The incidence and nature of adverse reactions to injection immunotherapy in bee and wasp venom allergy
Article first published online: 27 APR 2006
Clinical & Experimental Allergy
Volume 25, Issue 2, pages 159–165, February 1995
How to Cite
YOULTEN, L. J. F., ATKINSON, B. A. and LEE, T. H. (1995), The incidence and nature of adverse reactions to injection immunotherapy in bee and wasp venom allergy. Clinical & Experimental Allergy, 25: 159–165. doi: 10.1111/j.1365-2222.1995.tb01021.x
- Issue published online: 27 APR 2006
- Article first published online: 27 APR 2006
- Submitted 24 June 1994; revised 25 July 1994; accepted 24 August 1994.

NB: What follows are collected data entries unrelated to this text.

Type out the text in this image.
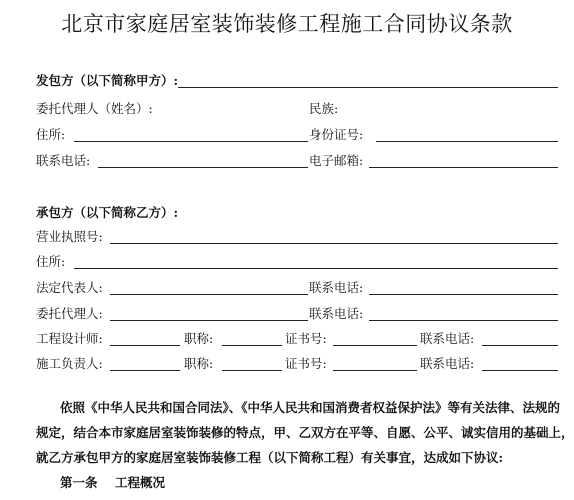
北京市家庭居室装饰装修工程施工合同协议条款
发包方（以下简称甲方）:
委托代理人（姓名）:	民族:
住所:	身份证号:
联系电话:	电子邮箱:
承包方（以下简称乙方）:
营业执照号:
住所:
法定代表人:	联系电话:
委托代理人:	联系电话:
工程设计师:	职称:	证书号:	联系电话:
施工负责人:	职称:	证书号:	联系电话:
依照《中华人民共和国合同法》、《中华人民共和国消费者权益保护法》等有关法律、法规的
规定，结合本市家庭居室装饰装修的特点，甲、乙双方在平等、自愿、公平、诚实信用的基础上，
就乙方承包甲方的家庭居室装饰装修工程（以下简称工程）有关事宜，达成如下协议:
第一条 工程概况
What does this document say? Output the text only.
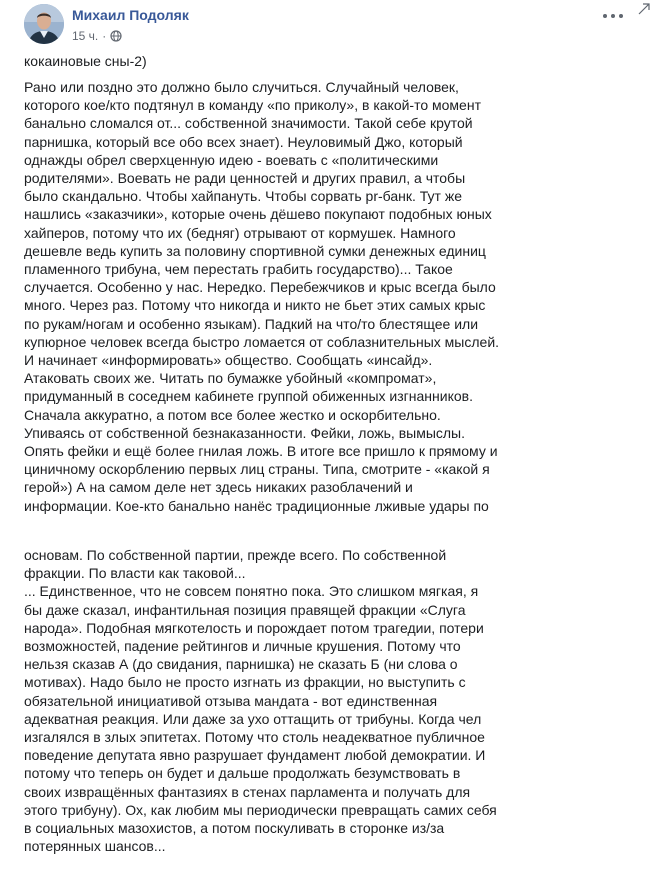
Михаил Подоляк
15 ч. ·
кокаиновые сны-2)
Рано или поздно это должно было случиться. Случайный человек,
которого кое/кто подтянул в команду «по приколу», в какой-то момент
банально сломался от... собственной значимости. Такой себе крутой
парнишка, который все обо всех знает). Неуловимый Джо, который
однажды обрел сверхценную идею - воевать с «политическими
родителями». Воевать не ради ценностей и других правил, а чтобы
было скандально. Чтобы хайпануть. Чтобы сорвать pr-банк. Тут же
нашлись «заказчики», которые очень дёшево покупают подобных юных
хайперов, потому что их (бедняг) отрывают от кормушек. Намного
дешевле ведь купить за половину спортивной сумки денежных единиц
пламенного трибуна, чем перестать грабить государство)... Такое
случается. Особенно у нас. Нередко. Перебежчиков и крыс всегда было
много. Через раз. Потому что никогда и никто не бьет этих самых крыс
по рукам/ногам и особенно языкам). Падкий на что/то блестящее или
купюрное человек всегда быстро ломается от соблазнительных мыслей.
И начинает «информировать» общество. Сообщать «инсайд».
Атаковать своих же. Читать по бумажке убойный «компромат»,
придуманный в соседнем кабинете группой обиженных изгнанников.
Сначала аккуратно, а потом все более жестко и оскорбительно.
Упиваясь от собственной безнаказанности. Фейки, ложь, вымыслы.
Опять фейки и ещё более гнилая ложь. В итоге все пришло к прямому и
циничному оскорблению первых лиц страны. Типа, смотрите - «какой я
герой») А на самом деле нет здесь никаких разоблачений и
информации. Кое-кто банально нанёс традиционные лживые удары по
основам. По собственной партии, прежде всего. По собственной
фракции. По власти как таковой...
... Единственное, что не совсем понятно пока. Это слишком мягкая, я
бы даже сказал, инфантильная позиция правящей фракции «Слуга
народа». Подобная мягкотелость и порождает потом трагедии, потери
возможностей, падение рейтингов и личные крушения. Потому что
нельзя сказав А (до свидания, парнишка) не сказать Б (ни слова о
мотивах). Надо было не просто изгнать из фракции, но выступить с
обязательной инициативой отзыва мандата - вот единственная
адекватная реакция. Или даже за ухо оттащить от трибуны. Когда чел
изгалялся в злых эпитетах. Потому что столь неадекватное публичное
поведение депутата явно разрушает фундамент любой демократии. И
потому что теперь он будет и дальше продолжать безумствовать в
своих извращённых фантазиях в стенах парламента и получать для
этого трибуну). Ох, как любим мы периодически превращать самих себя
в социальных мазохистов, а потом поскуливать в сторонке из/за
потерянных шансов...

The incidence, time course and nature of systemic reactions to injections of bee and wasp venom during immunotherapy have been estimated in an open, prospective, single centre study. One hundred and nine survivors of moderate to severe systemic reactions to stings from hymenoptera, received courses of bee or wasp venom by monthly subcutaneous injection for up to 3 years. Systemic reactions were recorded after 7.5% of 946 weekly venom injections during the initial phase of treatment, and after 2.1% of 1789 monthly maintenance injections. In both phases of treatment, reactions were more frequent after bee (17% of initial phase, 7.8% of maintenance treatment) than after wasp (3% of initial phase, 0.3% of maintenance treatment) venom injections. The percentage of patients experiencing at least one reaction was also higher for bee (46%) than for wasp (14%) sensitive patients. Over 80% of reactions began within 30 min of injection, over 90% within 1 h and only two (2%), between 1 and 2 h, the remaining six (5.5%) starting more than 2 h after injection. Only 0.47% of venom injections produced a systemic reaction which was severe enough to require adrenaline treatment. The female patients experienced more reactions (21% of the wasp, 60% of the bee, sensitive) than the males (5.5% wasp, 20% bee). Age and atopy did not appear to be significant risk factors for systemic reactions. We conclude that wasp and bee venom immunotherapy in a conventional dosage regimen was generally well tolerated. No safety advantage was apparent in keeping the patients under observation for more than 1 h after injections. Reactions are more likely to occur during the initial phase of treatment, in women and after bee, rather than wasp, venom injections.